Showing $[K(x):K(\frac{x^5}{1+x})]=5$?

We only need to show that the polynomial $x^5-\alpha x - \alpha$ is irreducible over $K(\alpha)[x]$. Note that the polynomial is primitive, thus it suffices to show it is irreducible over $K[\alpha][x]$.

We use the idea of Eisenstein criterion, let $\varphi:K[\alpha]\to K$ be the evaluation map sending $\alpha \mapsto 0$. Extend this homomorphism to get $\pi: K[\alpha][x]\to K[x]$. If $x^5-\alpha x -\alpha = fg$, with $f,g \in K[\alpha][x]$, $f,g$ non-unit. Then $$\pi(f)\pi(g) = x^5$$ Note that $\ker \pi = (\alpha)$, the ideal generated by $\alpha$.

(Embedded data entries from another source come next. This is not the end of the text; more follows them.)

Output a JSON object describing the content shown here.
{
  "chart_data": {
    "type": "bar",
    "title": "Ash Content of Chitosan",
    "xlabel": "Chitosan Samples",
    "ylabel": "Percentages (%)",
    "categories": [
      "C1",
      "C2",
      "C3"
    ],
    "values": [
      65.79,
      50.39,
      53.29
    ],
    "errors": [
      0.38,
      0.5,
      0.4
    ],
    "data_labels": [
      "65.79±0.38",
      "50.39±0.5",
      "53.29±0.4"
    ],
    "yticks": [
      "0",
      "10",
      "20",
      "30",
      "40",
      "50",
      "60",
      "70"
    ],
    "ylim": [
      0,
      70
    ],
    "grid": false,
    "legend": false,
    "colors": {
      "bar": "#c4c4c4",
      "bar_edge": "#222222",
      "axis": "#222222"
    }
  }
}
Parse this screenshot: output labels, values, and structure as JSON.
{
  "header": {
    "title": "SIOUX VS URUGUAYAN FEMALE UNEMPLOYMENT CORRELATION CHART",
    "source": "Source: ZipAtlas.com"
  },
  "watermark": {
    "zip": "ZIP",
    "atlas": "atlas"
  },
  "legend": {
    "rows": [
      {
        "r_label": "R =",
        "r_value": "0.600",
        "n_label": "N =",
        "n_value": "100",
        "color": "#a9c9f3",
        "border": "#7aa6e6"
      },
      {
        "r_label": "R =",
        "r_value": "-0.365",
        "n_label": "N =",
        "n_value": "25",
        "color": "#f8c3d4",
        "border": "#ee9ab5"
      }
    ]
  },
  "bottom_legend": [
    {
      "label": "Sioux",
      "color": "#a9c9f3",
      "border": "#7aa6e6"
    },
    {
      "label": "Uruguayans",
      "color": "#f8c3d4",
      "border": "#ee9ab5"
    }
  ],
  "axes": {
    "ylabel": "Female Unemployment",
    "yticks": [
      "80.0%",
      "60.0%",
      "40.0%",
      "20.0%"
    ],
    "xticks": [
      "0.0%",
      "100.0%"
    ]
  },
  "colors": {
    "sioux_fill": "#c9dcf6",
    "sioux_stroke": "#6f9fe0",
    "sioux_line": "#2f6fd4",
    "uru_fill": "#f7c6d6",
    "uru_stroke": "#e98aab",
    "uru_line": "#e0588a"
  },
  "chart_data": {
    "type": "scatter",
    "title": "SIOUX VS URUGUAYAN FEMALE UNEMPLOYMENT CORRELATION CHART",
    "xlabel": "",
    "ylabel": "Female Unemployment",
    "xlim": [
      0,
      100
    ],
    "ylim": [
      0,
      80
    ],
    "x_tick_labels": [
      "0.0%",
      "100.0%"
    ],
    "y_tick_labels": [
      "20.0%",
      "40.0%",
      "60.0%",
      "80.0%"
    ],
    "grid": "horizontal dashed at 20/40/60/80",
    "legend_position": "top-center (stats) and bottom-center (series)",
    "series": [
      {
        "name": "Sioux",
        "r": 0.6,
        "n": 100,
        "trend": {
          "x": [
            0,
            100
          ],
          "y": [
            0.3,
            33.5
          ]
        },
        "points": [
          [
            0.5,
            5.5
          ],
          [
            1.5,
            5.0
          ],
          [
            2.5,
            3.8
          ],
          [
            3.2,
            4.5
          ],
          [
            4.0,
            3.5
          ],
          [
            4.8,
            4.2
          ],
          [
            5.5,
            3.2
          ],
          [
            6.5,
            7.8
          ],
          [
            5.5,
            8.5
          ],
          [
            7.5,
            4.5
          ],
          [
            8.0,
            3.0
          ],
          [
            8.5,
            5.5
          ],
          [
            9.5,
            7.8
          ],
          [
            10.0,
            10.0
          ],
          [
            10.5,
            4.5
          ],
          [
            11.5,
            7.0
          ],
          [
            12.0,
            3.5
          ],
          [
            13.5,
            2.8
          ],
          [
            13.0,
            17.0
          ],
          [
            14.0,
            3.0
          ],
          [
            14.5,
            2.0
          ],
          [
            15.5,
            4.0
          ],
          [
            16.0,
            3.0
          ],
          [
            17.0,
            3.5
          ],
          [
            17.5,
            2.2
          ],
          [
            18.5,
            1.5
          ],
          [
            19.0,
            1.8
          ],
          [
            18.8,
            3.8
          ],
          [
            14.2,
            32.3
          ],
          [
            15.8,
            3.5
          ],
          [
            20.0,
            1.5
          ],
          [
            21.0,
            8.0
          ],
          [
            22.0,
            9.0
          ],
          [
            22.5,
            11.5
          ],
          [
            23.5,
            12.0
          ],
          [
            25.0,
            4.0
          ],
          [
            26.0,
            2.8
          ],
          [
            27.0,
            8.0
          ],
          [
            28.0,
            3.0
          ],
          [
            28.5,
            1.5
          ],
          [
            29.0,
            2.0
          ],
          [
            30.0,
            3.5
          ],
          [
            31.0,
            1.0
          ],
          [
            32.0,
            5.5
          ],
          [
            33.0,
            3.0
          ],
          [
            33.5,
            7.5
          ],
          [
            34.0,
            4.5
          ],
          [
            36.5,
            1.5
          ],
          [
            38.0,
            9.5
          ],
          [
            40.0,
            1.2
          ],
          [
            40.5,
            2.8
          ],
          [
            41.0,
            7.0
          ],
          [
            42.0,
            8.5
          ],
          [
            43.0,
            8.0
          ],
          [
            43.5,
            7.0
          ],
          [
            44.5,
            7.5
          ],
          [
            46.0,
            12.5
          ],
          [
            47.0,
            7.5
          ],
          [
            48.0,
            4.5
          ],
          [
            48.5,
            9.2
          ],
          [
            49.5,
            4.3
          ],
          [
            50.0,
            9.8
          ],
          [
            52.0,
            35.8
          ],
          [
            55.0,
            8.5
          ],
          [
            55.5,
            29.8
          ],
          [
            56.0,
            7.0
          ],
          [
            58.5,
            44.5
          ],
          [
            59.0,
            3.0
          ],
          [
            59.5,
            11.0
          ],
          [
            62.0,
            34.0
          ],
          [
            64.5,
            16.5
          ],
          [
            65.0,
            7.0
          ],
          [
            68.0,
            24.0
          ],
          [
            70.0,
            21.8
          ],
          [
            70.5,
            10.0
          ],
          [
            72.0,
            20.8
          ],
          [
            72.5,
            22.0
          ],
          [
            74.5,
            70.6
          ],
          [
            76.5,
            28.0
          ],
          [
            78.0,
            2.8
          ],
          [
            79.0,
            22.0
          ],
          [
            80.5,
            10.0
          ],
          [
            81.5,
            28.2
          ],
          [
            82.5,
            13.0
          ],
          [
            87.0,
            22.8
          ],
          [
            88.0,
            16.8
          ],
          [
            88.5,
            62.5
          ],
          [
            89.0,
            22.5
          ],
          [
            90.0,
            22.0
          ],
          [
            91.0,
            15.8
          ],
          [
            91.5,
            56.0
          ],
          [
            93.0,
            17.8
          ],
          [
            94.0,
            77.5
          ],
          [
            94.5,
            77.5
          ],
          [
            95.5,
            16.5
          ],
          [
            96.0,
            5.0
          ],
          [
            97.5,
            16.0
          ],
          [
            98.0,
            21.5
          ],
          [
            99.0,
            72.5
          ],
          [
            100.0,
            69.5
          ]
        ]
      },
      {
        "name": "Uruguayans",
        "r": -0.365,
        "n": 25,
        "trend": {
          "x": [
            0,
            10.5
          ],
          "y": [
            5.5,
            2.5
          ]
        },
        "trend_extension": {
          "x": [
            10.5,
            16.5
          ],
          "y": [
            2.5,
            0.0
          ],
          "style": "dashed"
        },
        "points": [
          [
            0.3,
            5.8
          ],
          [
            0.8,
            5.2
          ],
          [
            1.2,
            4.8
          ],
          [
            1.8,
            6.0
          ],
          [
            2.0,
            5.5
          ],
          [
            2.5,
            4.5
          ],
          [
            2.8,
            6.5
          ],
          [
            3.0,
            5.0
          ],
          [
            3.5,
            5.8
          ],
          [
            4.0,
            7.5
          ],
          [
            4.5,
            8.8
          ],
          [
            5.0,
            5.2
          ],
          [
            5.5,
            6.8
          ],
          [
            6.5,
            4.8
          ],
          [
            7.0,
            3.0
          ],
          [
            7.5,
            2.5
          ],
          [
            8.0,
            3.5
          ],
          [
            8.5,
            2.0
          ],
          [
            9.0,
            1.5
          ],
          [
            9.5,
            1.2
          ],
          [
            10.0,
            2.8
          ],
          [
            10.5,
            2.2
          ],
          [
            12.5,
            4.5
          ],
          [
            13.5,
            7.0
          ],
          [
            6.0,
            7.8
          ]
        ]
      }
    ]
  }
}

Since $K[x]$ is a UFD, $f = x^r + \alpha f_0, g = x^{5-r} + \alpha g_0$, where $f_0,g_0\in K[\alpha][x]$. But this would imply that the constant term of $fg$ is a multiple of $\alpha^2$. Hence $x^5-\alpha x -\alpha$ is irreducible over $K[\alpha][x]$.